Genomic PCR also may allow the amplification of t(11;14) breakpoints, but its sensitivity is hampered by their scattering on 11q13.[25,26] Between 35% and 60% of t(11;14) breakpoints were amplified in these series,[25,26] as in 1 of our 3 cases. Such a technique remains of interest for monitoring minimal residual disease in positive patients.[37] To detect the t(11;14) directly, we applied interphase FISH analysis to skin sections or touch preparations in parallel with the other available samples for our cases. Detection of the t(11;14) by interphase FISH previously has been validated as a major criterion for the diagnosis of MCL on cytologic preparations from blood, bone marrow, and lymph node samples.[23,24,38,39] It also has been applied successfully after extraction of nuclei from paraffin-embedded material but was not found suitable for paraffin sections owing to the high density of cells or loss of signals within truncated nuclei.[23,24] By performing 2- or 3-µm-thin sections and using a dual color-dual fusion FISH assay, the control of the number of signals per nucleus made it possible to rule out these artifacts. However, touch preparations of frozen material provided better individualization of nuclei, and the interpretation of sections with adequately separated cells was always possible in areas of interest targeted by H&E staining of an adjacent section. On skin sections processed for FISH, the dermal lymphoid infiltrate was directly visible and analyzed, while cells could not reliably be recognized on nuclei preparations.

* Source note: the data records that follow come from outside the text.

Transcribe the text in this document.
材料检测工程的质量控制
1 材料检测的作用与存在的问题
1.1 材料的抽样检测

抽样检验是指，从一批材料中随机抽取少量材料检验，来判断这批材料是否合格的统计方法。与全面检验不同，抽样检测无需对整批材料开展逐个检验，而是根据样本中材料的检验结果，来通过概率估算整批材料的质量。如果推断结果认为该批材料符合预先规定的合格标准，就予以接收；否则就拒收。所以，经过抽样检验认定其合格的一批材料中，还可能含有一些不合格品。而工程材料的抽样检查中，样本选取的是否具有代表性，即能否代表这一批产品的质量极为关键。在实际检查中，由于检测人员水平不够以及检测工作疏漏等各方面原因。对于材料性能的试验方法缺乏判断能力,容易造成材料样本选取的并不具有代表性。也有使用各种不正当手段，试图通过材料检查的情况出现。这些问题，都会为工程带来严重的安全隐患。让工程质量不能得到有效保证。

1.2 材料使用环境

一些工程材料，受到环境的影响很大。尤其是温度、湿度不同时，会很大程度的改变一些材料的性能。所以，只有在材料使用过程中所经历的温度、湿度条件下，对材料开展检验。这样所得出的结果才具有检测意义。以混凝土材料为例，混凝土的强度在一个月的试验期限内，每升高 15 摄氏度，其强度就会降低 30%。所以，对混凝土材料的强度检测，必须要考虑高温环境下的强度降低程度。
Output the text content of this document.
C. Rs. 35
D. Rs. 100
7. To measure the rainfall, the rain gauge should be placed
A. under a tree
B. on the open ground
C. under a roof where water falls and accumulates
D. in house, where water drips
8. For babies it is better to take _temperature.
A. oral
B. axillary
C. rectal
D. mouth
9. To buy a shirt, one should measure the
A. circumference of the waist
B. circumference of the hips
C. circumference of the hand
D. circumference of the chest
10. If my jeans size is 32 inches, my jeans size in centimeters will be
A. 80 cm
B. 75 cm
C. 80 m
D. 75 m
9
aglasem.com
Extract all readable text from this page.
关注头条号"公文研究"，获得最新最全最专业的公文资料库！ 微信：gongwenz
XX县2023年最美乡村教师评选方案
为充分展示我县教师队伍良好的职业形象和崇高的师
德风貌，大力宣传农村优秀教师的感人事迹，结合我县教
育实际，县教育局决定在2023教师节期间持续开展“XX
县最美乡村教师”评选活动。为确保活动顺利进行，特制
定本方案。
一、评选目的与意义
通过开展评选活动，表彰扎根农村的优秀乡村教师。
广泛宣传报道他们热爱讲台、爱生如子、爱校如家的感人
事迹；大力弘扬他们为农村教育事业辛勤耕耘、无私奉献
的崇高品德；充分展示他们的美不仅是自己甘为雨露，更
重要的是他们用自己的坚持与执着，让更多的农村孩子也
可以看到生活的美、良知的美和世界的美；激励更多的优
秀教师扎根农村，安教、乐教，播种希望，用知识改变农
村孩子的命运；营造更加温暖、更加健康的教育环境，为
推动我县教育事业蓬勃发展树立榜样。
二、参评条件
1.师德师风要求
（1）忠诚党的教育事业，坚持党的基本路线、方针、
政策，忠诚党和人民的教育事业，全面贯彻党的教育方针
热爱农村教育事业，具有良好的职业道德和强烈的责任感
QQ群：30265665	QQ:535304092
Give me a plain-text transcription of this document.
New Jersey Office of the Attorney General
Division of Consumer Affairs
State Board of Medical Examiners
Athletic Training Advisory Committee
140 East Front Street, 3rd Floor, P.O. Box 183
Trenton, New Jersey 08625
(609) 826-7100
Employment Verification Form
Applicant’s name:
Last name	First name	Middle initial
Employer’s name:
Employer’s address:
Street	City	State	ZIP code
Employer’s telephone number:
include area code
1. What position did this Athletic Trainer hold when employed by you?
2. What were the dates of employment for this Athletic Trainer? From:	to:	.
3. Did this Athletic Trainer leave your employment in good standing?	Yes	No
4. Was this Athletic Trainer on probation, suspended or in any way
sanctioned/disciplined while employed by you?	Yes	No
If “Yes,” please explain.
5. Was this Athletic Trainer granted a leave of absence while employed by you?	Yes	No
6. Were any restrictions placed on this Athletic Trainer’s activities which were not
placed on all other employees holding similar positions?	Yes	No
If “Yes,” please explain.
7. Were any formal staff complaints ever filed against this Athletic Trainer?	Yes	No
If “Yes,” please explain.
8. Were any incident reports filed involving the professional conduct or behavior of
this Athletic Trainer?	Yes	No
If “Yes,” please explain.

Skin manifestation of MCL should be diagnosed on the basis of frequent concomitant lymph node, blood, and bone marrow involvement. The specificity of the skin lesions can be assessed on cytologic and phenotypic features. While cyclin D1 immunodetection is a simple and cost-effective technique, interphase FISH proved reliable for detecting the t(11;14). Since it is applicable on sections and on touch preparations, interphase FISH may be of interest for studying other recurrent translocations on skin lymphoid infiltrates.